Indeed, Lord is an intellectual at heart and if anything, she seems slightly uncomfortable that her work has been controversial. Her most recent project is a survey text called “Art and Queer Culture: 1885-2005,” on which she collaborated with her colleague Richard Meyer, Associate Professor of Art History and Fine Arts at the University of Southern California. “Art and Queer Culture” was born from a failed attempt by the pair to curate a show on that topic. The idea originated from their work together on another exhibition about art and feminism.
“We looked at each other and said, ‘Why don’t we do a queer show?’” Lord said. “We made a proposal and sent it off to the obvious museums—museums I won’t name here, but that have demonstrated their dedication to contemporary art. Museums where we have connections. There was a resounding silence, if that’s possible.” Lord demurred about whether the subject matter was the cause of the show’s failure.
Meyer is more explicit about the controversial aspects of Lord’s work. “Even today,” he says, “most American art museums would shy away from a show focused on queer culture. Museum trustees and directors, especially behind closed doors, remain fairly conservative and risk-averse.”

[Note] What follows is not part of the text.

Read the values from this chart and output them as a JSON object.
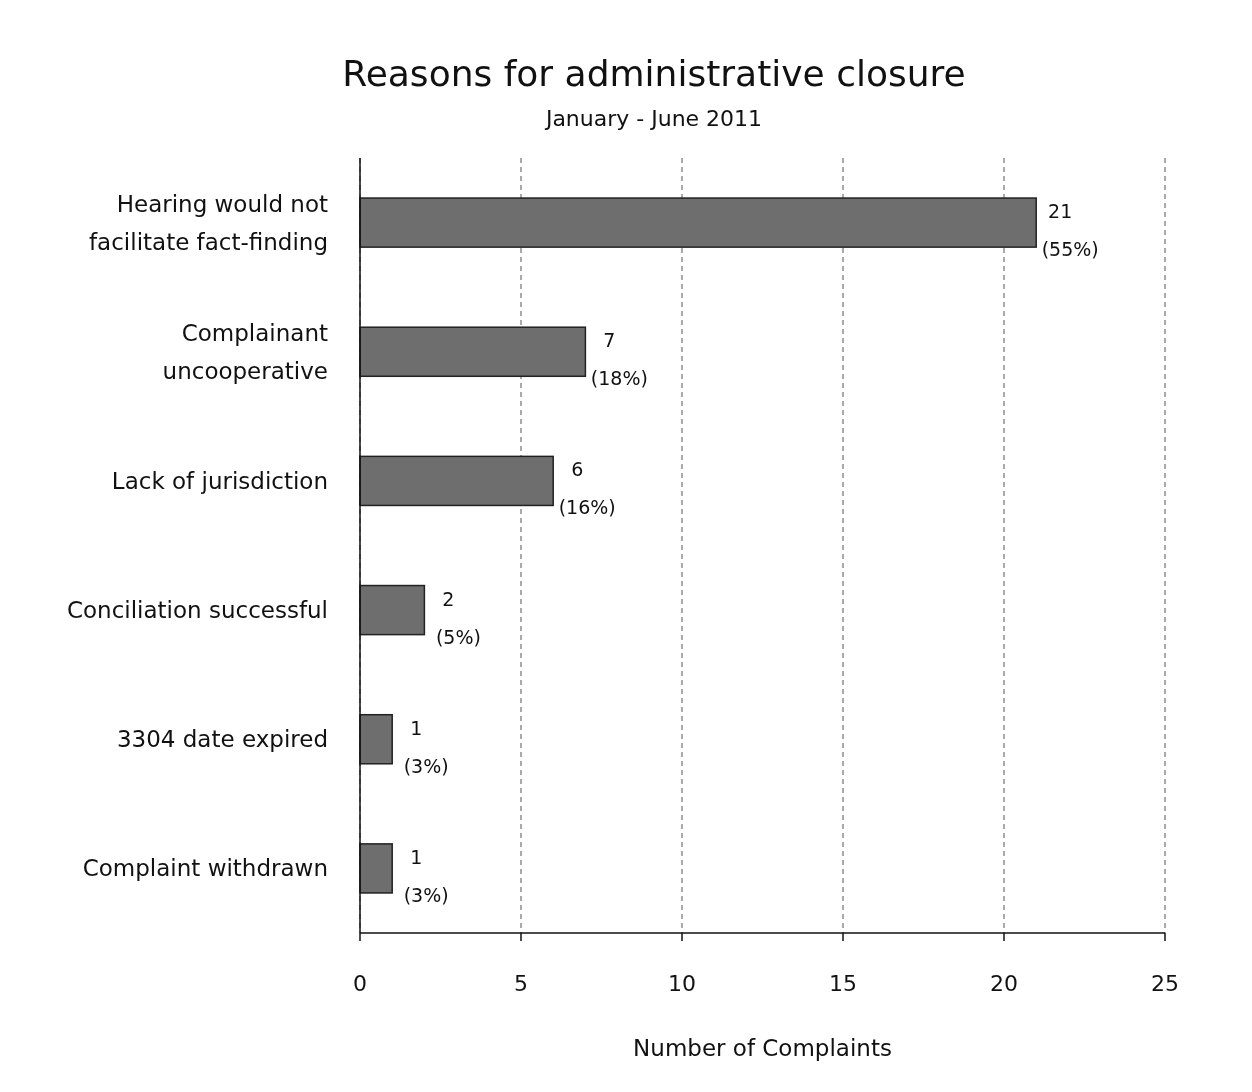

Meyer and Lord have disagreed before. “We had a pretty extreme difference of opinion about Valerie Solanas,” he says. “I felt that Catherine was idealizing a woman whose writing was incredible but whose actions were indefensible,” he says, adding that “Catherine saw Solanas’ ‘SCUM [Society for Cutting Up Men] Manifesto’ as an indelible representation of feminist rage and lesbian revenge, and I saw it as, well, scary.”
Lord was quick to qualify the criticisms from Meyer and others levelled at her work on Solanas. “I don’t think it’s right to shoot people, unless you really, really have to,” she says. “But nonetheless I think it’s important to come up with a reading of [Solanas’ manifesto]. There are a lot of guys who shot people or strangled their wives or knifed them to death, and they continue to be taken seriously. I’m really not condoning that.”
At her acceptance ceremony, Lord will discuss her less controversial current work, a “text/image project” inspired by a group of commonplace books from the Caribbean. The book does not push a particular argument, but rather reflects Lord’s personal interests. “It’s a matter of combining things that I’m actually interested in. I’m really interested in plants, you know? I’m really interested in food, and its relation to taste literally. I’m interested in bad paintings. I love photographing paper. I like being outside. All of this stuff is actually my life.”
Lord does not see this move as a step down from her previous work. “To sound utterly cliché about it, you have to trust what you’re interested in,” she says.
Lord will receive the Spring 2010 Harvard Arts Medal at the New College Theatre on Thursday, April 29.
—Staff writer Abigail B. Lind can be reached at alind@fas.harvard.edu.
This article has been revised to reflect the following correction:
CORRECTION: April 28, 2010
Due to an editing error, an earlier version of the Apr. 27 arts article "Spring 2010 Harvard Arts Medalist" stated that Catherine B. Lord '71 was born in the Dominican Republic. In fact, she was born in Dominica.